Tujuh belas✍

3.3K 316 12
                                    

"Jadi lo sekarang tinggal sama oma opa dari ibu lo? Busyeetttt udeh kayak sinetron aja ya idup lo," Rahayu geleng-geleng kepala sambil menyeruput es cendol di bangku kantin.

"Ya ampun yang, kamu baru tau kalo idupnya Adisty Kamalini Amberley ini emang kayak sinetron ajab?" Bayu tergelak lalu bertos ria dengan Rahayu.

Adisty benar-benar gonduk sekali dengan pasangan kupret ini, "Buangke emang kalian! Sinetron ajab your COCOT ! Biasanya orang yang kaya lo bedua itu ntar dapet karmanya paling buruk."

"SEMBARANGAN LO!" seru keduanya sedangkan Adisty hanya mengendikkan bahunya acuh sambil memakan nasi goreng.

Adisty harus selalu menyetok sabarnya apabila dihadapkan dengan kedua orang kupret ini yang sialnya adalah sahabatnya. Merekalah yang selalu di sampingnya kala tidak ada orang yang menemaninya, bahkan keluarganya.

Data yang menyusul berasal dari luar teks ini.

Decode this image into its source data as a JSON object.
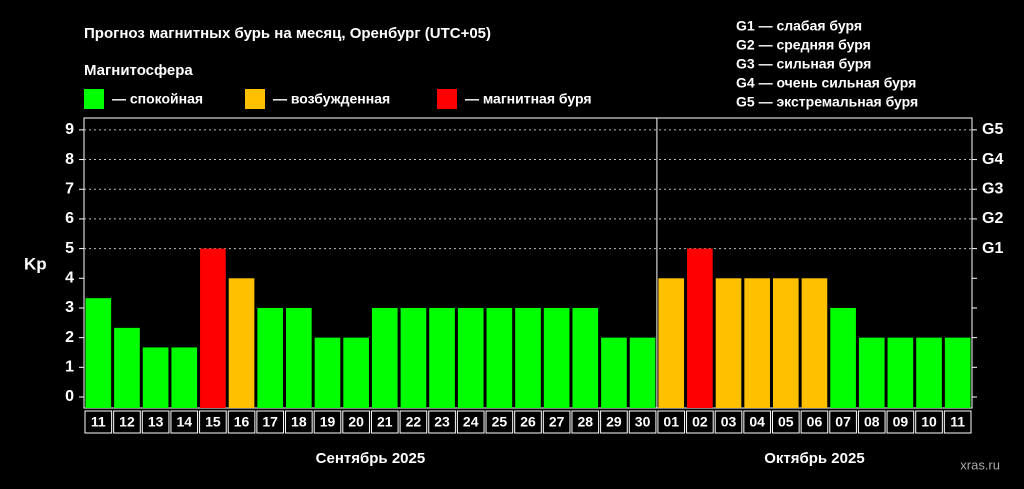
{
  "chart_data": {
    "type": "bar",
    "title": "Прогноз магнитных бурь на месяц, Оренбург (UTC+05)",
    "legend_title": "Магнитосфера",
    "legend": [
      {
        "name": "— спокойная",
        "color": "#00ff00"
      },
      {
        "name": "— возбужденная",
        "color": "#ffc000"
      },
      {
        "name": "— магнитная буря",
        "color": "#ff0000"
      }
    ],
    "storm_scale": [
      "G1 — слабая буря",
      "G2 — средняя буря",
      "G3 — сильная буря",
      "G4 — очень сильная буря",
      "G5 — экстремальная буря"
    ],
    "y_label": "Kp",
    "watermark": "xras.ru",
    "groups": [
      {
        "label": "Сентябрь 2025",
        "categories": [
          "11",
          "12",
          "13",
          "14",
          "15",
          "16",
          "17",
          "18",
          "19",
          "20",
          "21",
          "22",
          "23",
          "24",
          "25",
          "26",
          "27",
          "28",
          "29",
          "30"
        ],
        "values": [
          3.33,
          2.33,
          1.67,
          1.67,
          5,
          4,
          3,
          3,
          2,
          2,
          3,
          3,
          3,
          3,
          3,
          3,
          3,
          3,
          2,
          2
        ],
        "colors": [
          "#00ff00",
          "#00ff00",
          "#00ff00",
          "#00ff00",
          "#ff0000",
          "#ffc000",
          "#00ff00",
          "#00ff00",
          "#00ff00",
          "#00ff00",
          "#00ff00",
          "#00ff00",
          "#00ff00",
          "#00ff00",
          "#00ff00",
          "#00ff00",
          "#00ff00",
          "#00ff00",
          "#00ff00",
          "#00ff00"
        ]
      },
      {
        "label": "Октябрь 2025",
        "categories": [
          "01",
          "02",
          "03",
          "04",
          "05",
          "06",
          "07",
          "08",
          "09",
          "10",
          "11"
        ],
        "values": [
          4,
          5,
          4,
          4,
          4,
          4,
          3,
          2,
          2,
          2,
          2
        ],
        "colors": [
          "#ffc000",
          "#ff0000",
          "#ffc000",
          "#ffc000",
          "#ffc000",
          "#ffc000",
          "#00ff00",
          "#00ff00",
          "#00ff00",
          "#00ff00",
          "#00ff00"
        ]
      }
    ],
    "ylim": [
      -0.37,
      9.4
    ],
    "yticks": [
      0,
      1,
      2,
      3,
      4,
      5,
      6,
      7,
      8,
      9
    ],
    "y2ticks": [
      {
        "value": 5,
        "label": "G1"
      },
      {
        "value": 6,
        "label": "G2"
      },
      {
        "value": 7,
        "label": "G3"
      },
      {
        "value": 8,
        "label": "G4"
      },
      {
        "value": 9,
        "label": "G5"
      }
    ]
  }
}
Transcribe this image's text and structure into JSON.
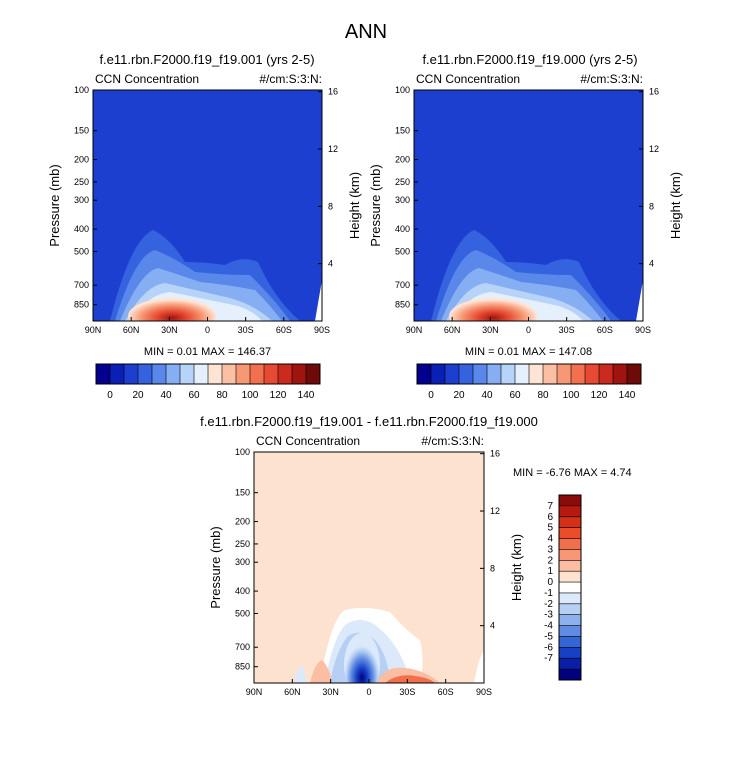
{
  "page_title": "ANN",
  "chart_data": [
    {
      "type": "heatmap",
      "title": "f.e11.rbn.F2000.f19_f19.001 (yrs 2-5)",
      "variable": "CCN Concentration",
      "units": "#/cm:S:3:N:",
      "xlabel": "",
      "ylabel": "Pressure (mb)",
      "ylabel_right": "Height (km)",
      "x_ticks": [
        "90N",
        "60N",
        "30N",
        "0",
        "30S",
        "60S",
        "90S"
      ],
      "y_ticks": [
        "100",
        "150",
        "200",
        "250",
        "300",
        "400",
        "500",
        "700",
        "850"
      ],
      "y_ticks_right": [
        "16",
        "12",
        "8",
        "4"
      ],
      "ylim": [
        100,
        1000
      ],
      "stats": "MIN =  0.01  MAX = 146.37",
      "min": 0.01,
      "max": 146.37,
      "colorbar_labels": [
        "0",
        "20",
        "40",
        "60",
        "80",
        "100",
        "120",
        "140"
      ],
      "colorbar_colors": [
        "#04008f",
        "#0a1fb4",
        "#1c3fd0",
        "#3563df",
        "#5a87ea",
        "#86aef2",
        "#b8d3f8",
        "#e6f0fc",
        "#fde4d4",
        "#fbc0a4",
        "#f79874",
        "#f2704e",
        "#e64a32",
        "#cc2a1e",
        "#a01410",
        "#6e0a08"
      ]
    },
    {
      "type": "heatmap",
      "title": "f.e11.rbn.F2000.f19_f19.000 (yrs 2-5)",
      "variable": "CCN Concentration",
      "units": "#/cm:S:3:N:",
      "xlabel": "",
      "ylabel": "Pressure (mb)",
      "ylabel_right": "Height (km)",
      "x_ticks": [
        "90N",
        "60N",
        "30N",
        "0",
        "30S",
        "60S",
        "90S"
      ],
      "y_ticks": [
        "100",
        "150",
        "200",
        "250",
        "300",
        "400",
        "500",
        "700",
        "850"
      ],
      "y_ticks_right": [
        "16",
        "12",
        "8",
        "4"
      ],
      "ylim": [
        100,
        1000
      ],
      "stats": "MIN =  0.01  MAX = 147.08",
      "min": 0.01,
      "max": 147.08,
      "colorbar_labels": [
        "0",
        "20",
        "40",
        "60",
        "80",
        "100",
        "120",
        "140"
      ],
      "colorbar_colors": [
        "#04008f",
        "#0a1fb4",
        "#1c3fd0",
        "#3563df",
        "#5a87ea",
        "#86aef2",
        "#b8d3f8",
        "#e6f0fc",
        "#fde4d4",
        "#fbc0a4",
        "#f79874",
        "#f2704e",
        "#e64a32",
        "#cc2a1e",
        "#a01410",
        "#6e0a08"
      ]
    },
    {
      "type": "heatmap",
      "title": "f.e11.rbn.F2000.f19_f19.001 - f.e11.rbn.F2000.f19_f19.000",
      "variable": "CCN Concentration",
      "units": "#/cm:S:3:N:",
      "xlabel": "",
      "ylabel": "Pressure (mb)",
      "ylabel_right": "Height (km)",
      "x_ticks": [
        "90N",
        "60N",
        "30N",
        "0",
        "30S",
        "60S",
        "90S"
      ],
      "y_ticks": [
        "100",
        "150",
        "200",
        "250",
        "300",
        "400",
        "500",
        "700",
        "850"
      ],
      "y_ticks_right": [
        "16",
        "12",
        "8",
        "4"
      ],
      "ylim": [
        100,
        1000
      ],
      "stats": "MIN = -6.76  MAX =  4.74",
      "min": -6.76,
      "max": 4.74,
      "colorbar_labels": [
        "7",
        "6",
        "5",
        "4",
        "3",
        "2",
        "1",
        "0",
        "-1",
        "-2",
        "-3",
        "-4",
        "-5",
        "-6",
        "-7"
      ],
      "colorbar_colors": [
        "#8b0a0a",
        "#b5190f",
        "#d63016",
        "#ea4d2a",
        "#f26f4c",
        "#f79777",
        "#fbbea2",
        "#fde3cf",
        "#ffffff",
        "#dce9fa",
        "#b6cff3",
        "#8cb1ec",
        "#5f8ce2",
        "#3566d6",
        "#1740c6",
        "#0a1fa8",
        "#03007d"
      ]
    }
  ]
}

"Heh lo ngapain mewek gitu? Duit lo abis?" Adisty tergelak dan langsung menghapus air mata yang berada di sudut matanya kala Rahayu menegurnya.

"Gue nggak nyangka aja gitu Bay, Yu. Kalian yang selalu ada di samping gue, hampir tiga tahun lamanya. Gue nggak nyesel kenal kalian huaaa meskipun gue kadang pen dorong kalian ke kali Ciliwung kalo lagi tengil." Adisty merangkul kedua orang tua karena memang dia duduk di tengah Rahayu dan Bayu.

"Adoh! Dis leher gue anjay! Jangan lebay elah, sans. Lo nggak malu apa diliat banyak orang? Haduh pamor gue sebagai ketua futsal ilang dong kalo kayak gini." Adisty tak peduli dengan gerutuan Bayu.

"Dahlah lo jadi orang ketiga, lo juga bikin leher gue tengengan abis ini." Rahayu ikut menggerutu.

"Bodoamat, salah sendiri gue belum punya pacar." Adisty tertawa kemudian melepaskan tangannya yang merangkul kedua sahabatnya itu.

Rahayu hanya menatap sinis Adisty sedangkan Bayu memasang wajah jelek untuk mengejek Adisty. Benar-benar pasangan kupret dan aneh kan? Meskipun demikian, Adisty selalu berdoa agar mereka berdua ini memang berjodoh. Karena kebahagiaan mereka adalah kebahagiaan Adisty juga. Bukankah tujuan persahabatan adalah seperti itu? Selalu ada, susah senang, saling mendoakan.

- oOo -

Di salah satu gedung tinggi tepatnya di lantai tiga puluh, seorang lelaki berperawakan tegap tengah duduk berhadapan dengan lelaki tua namun masih terlihat segar.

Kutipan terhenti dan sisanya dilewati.